Università, Spinelli in campo «Nessuna preoccupazione»
Quattrone: ma non trascurare la conoscenza pura. Spinelli: niente paura
TRENTO A livello nazionale, la connessione tra università e ricerca è ribadita dall’appartenenza di questi due rami del sapere a un unico ministero di competenza, il Miur. Nel Trentino «del cambiamento», il presidente della Provincia Maurizio Fugatti non ha dato per scontata la classica ripartizione degli assessorati e ha optato per lo spacchettamento delle competenze. Da una parte quelle di ricerca scientifica, inserite nel portfolio dell’assessore per lo sviluppo economico, il tecnico Achille Spinelli; dall’altra la delega a istruzione, università e cultura, affidata a Mirko Bisesti.
Le linee d’azione dettagliate devono ancora essere definite dalla nuova giunta. Per questo l’assessore Spinelli è cauto nel descrivere le ragioni sottese alla decisione di deleghe distinte per università e ricerca scientifica. Ma rassicura che «le questioni organizzative non vogliono certo generare preoccupazioni».
Se nei giorni scorsi dai toni dell’ex rettore Davide Bassi e del rettore Paolo Collini si era potuta intuire una sfumatura di perplessità circa la rottura di un binomio storico — magari paventando la relegazione del sapere accademico in una torre d’avorio —, si ritrova invece una nota di speranza nelle parole del direttore del Cibio Alessandro Quattrone. Il quale si aspetta un intreccio più saldo tra ricerca scientifica e industria, come sembra essere negli intenti della nuova giunta.

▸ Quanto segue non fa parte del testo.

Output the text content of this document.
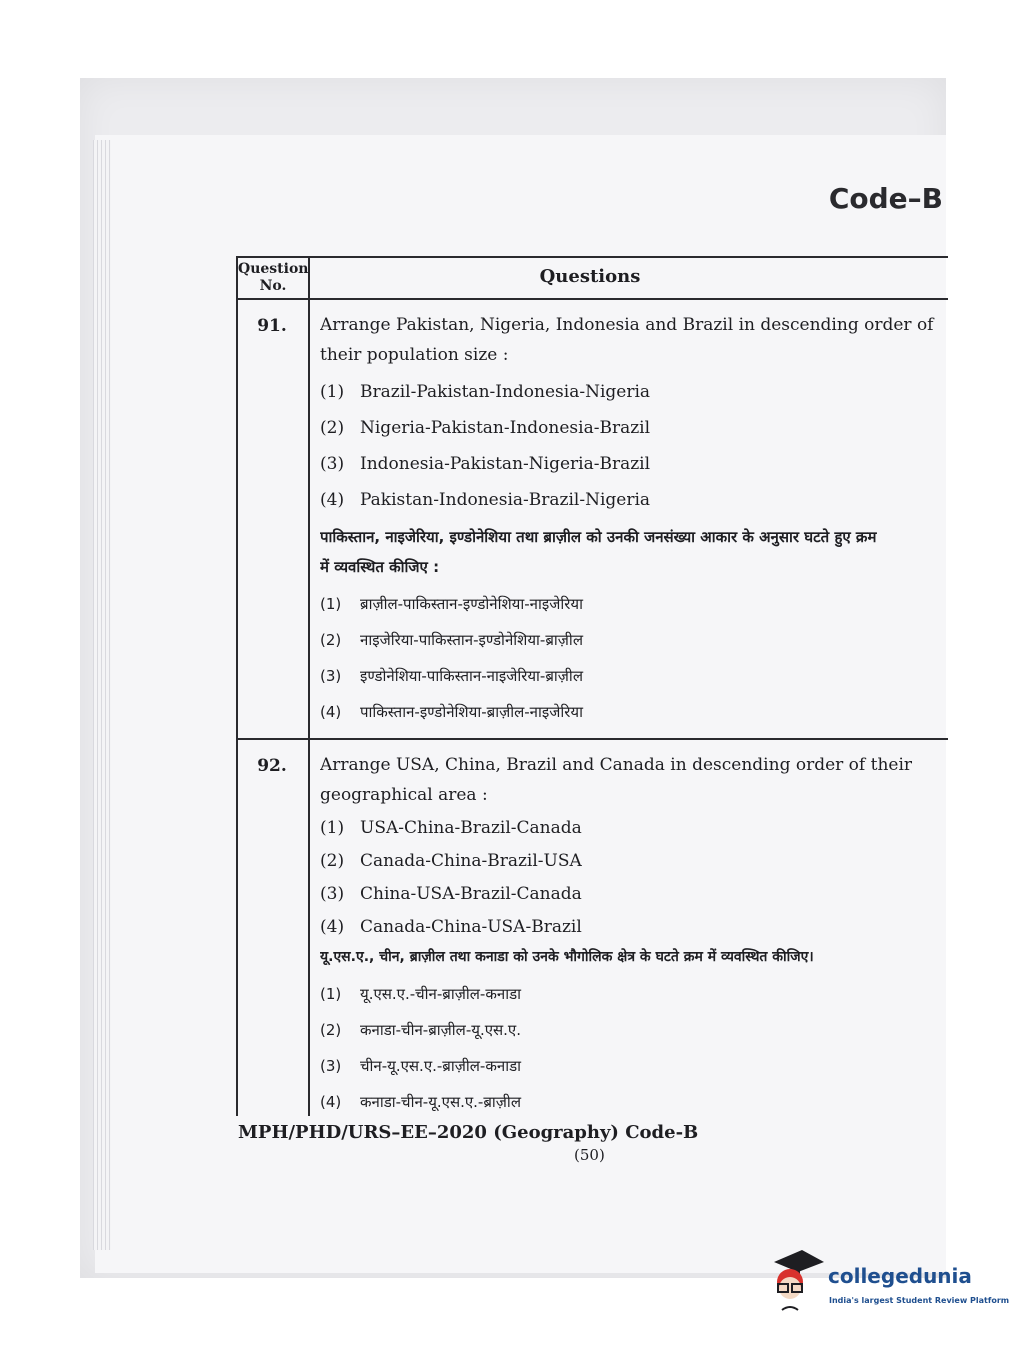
Code–B
Question
No.	Questions
91.	Arrange Pakistan, Nigeria, Indonesia and Brazil in descending order of
their population size :
(1) Brazil-Pakistan-Indonesia-Nigeria
(2) Nigeria-Pakistan-Indonesia-Brazil
(3) Indonesia-Pakistan-Nigeria-Brazil
(4) Pakistan-Indonesia-Brazil-Nigeria
पाकिस्तान, नाइजेरिया, इण्डोनेशिया तथा ब्राज़ील को उनकी जनसंख्या आकार के अनुसार घटते हुए क्रम
में व्यवस्थित कीजिए :
(1) ब्राज़ील-पाकिस्तान-इण्डोनेशिया-नाइजेरिया
(2) नाइजेरिया-पाकिस्तान-इण्डोनेशिया-ब्राज़ील
(3) इण्डोनेशिया-पाकिस्तान-नाइजेरिया-ब्राज़ील
(4) पाकिस्तान-इण्डोनेशिया-ब्राज़ील-नाइजेरिया
92.	Arrange USA, China, Brazil and Canada in descending order of their
geographical area :
(1) USA-China-Brazil-Canada
(2) Canada-China-Brazil-USA
(3) China-USA-Brazil-Canada
(4) Canada-China-USA-Brazil
यू.एस.ए., चीन, ब्राज़ील तथा कनाडा को उनके भौगोलिक क्षेत्र के घटते क्रम में व्यवस्थित कीजिए।
(1) यू.एस.ए.-चीन-ब्राज़ील-कनाडा
(2) कनाडा-चीन-ब्राज़ील-यू.एस.ए.
(3) चीन-यू.एस.ए.-ब्राज़ील-कनाडा
(4) कनाडा-चीन-यू.एस.ए.-ब्राज़ील
MPH/PHD/URS–EE–2020 (Geography) Code-B
(50)
collegedunia
India's largest Student Review Platform
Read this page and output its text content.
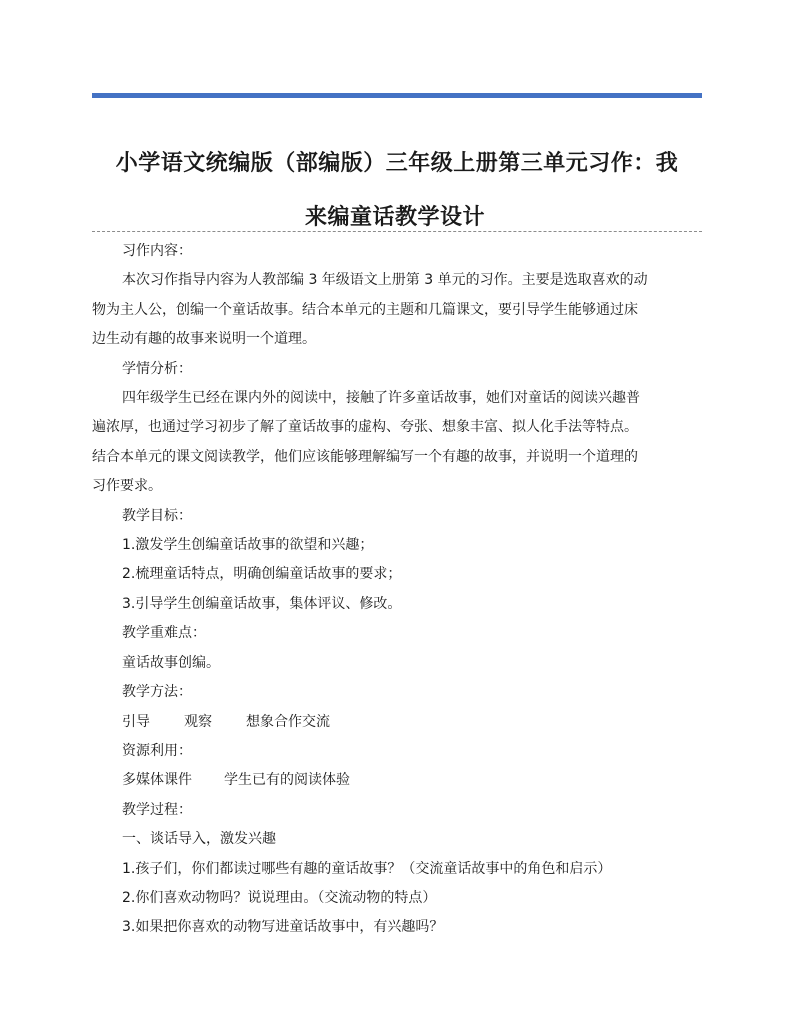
小学语文统编版（部编版）三年级上册第三单元习作：我
来编童话教学设计

习作内容：

本次习作指导内容为人教部编 3 年级语文上册第 3 单元的习作。主要是选取喜欢的动

物为主人公，创编一个童话故事。结合本单元的主题和几篇课文，要引导学生能够通过床

边生动有趣的故事来说明一个道理。

学情分析：

四年级学生已经在课内外的阅读中，接触了许多童话故事，她们对童话的阅读兴趣普

遍浓厚，也通过学习初步了解了童话故事的虚构、夸张、想象丰富、拟人化手法等特点。

结合本单元的课文阅读教学，他们应该能够理解编写一个有趣的故事，并说明一个道理的

习作要求。

教学目标：

1.激发学生创编童话故事的欲望和兴趣；

2.梳理童话特点，明确创编童话故事的要求；

3.引导学生创编童话故事，集体评议、修改。

教学重难点：

童话故事创编。

教学方法：

引导 观察 想象合作交流

资源利用：

多媒体课件 学生已有的阅读体验

教学过程：

一、谈话导入，激发兴趣

1.孩子们，你们都读过哪些有趣的童话故事？（交流童话故事中的角色和启示）

2.你们喜欢动物吗？说说理由。（交流动物的特点）

3.如果把你喜欢的动物写进童话故事中，有兴趣吗？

Almeno a giudicare dalle dichiarazioni rilasciate nei giorni scorsi da Fugatti. Quella che si rispecchia nelle affermazioni del presidente della Provincia è una visione in un certo senso «strumentale» di ricerca: strumentale alla rete di imprese territoriali, alla ripresa del mercato del lavoro e allo sviluppo economico del Trentino. «Comparti come il nostro — commenta il direttore del Centro di biologia integrata dell’università di Trento — hanno interesse al trasferimento tecnologico. Il Cibio racchiude istanze di ricerca applicata e non, pertanto l’intenzione dell’università è che le due componenti procedano assieme, per poi vedere la parte di ricerca applicabile precipitare nel tessuto industriale». «Valorizzare il lato della ricerca utile alla crescita economica non è un rischio», a parere del direttore. Può addirittura essere un valore aggiunto, ma a patto che «non si atrofizzi il ramo conoscitivo della ricerca, quello che ha come fine la conoscenza e non l’applicazione industriale, e lo si aiuti invece ad esprimersi al meglio». Quanto allo spacchettamento, la scelta non dovrebbe influire sul risultato. «Posso immaginare che gli assessori saranno interlocutori coordinati», commenta Quattrone.
Il presidente della Camera di commercio di Trento, Gianni Bort, invece, guarda con ottimismo proprio alla ripartizione delle competenze di università e ricerca tra Bisesti e Spinelli. Vede in questa distinzione a livello provinciale un tentativo di «caratterizzazione» che distingue tra «sapere accademico», da una parte, e «ricerca orientata a un’applicazione nel mercato e a favore delle imprese», dall’altra. «Accademia e ricerca scientifica sono parenti da non confondere — sostiene Bort — e mi sembra che la nuova giunta stia dando un chiaro indirizzo di apertura della ricerca alle necessità dell’economia».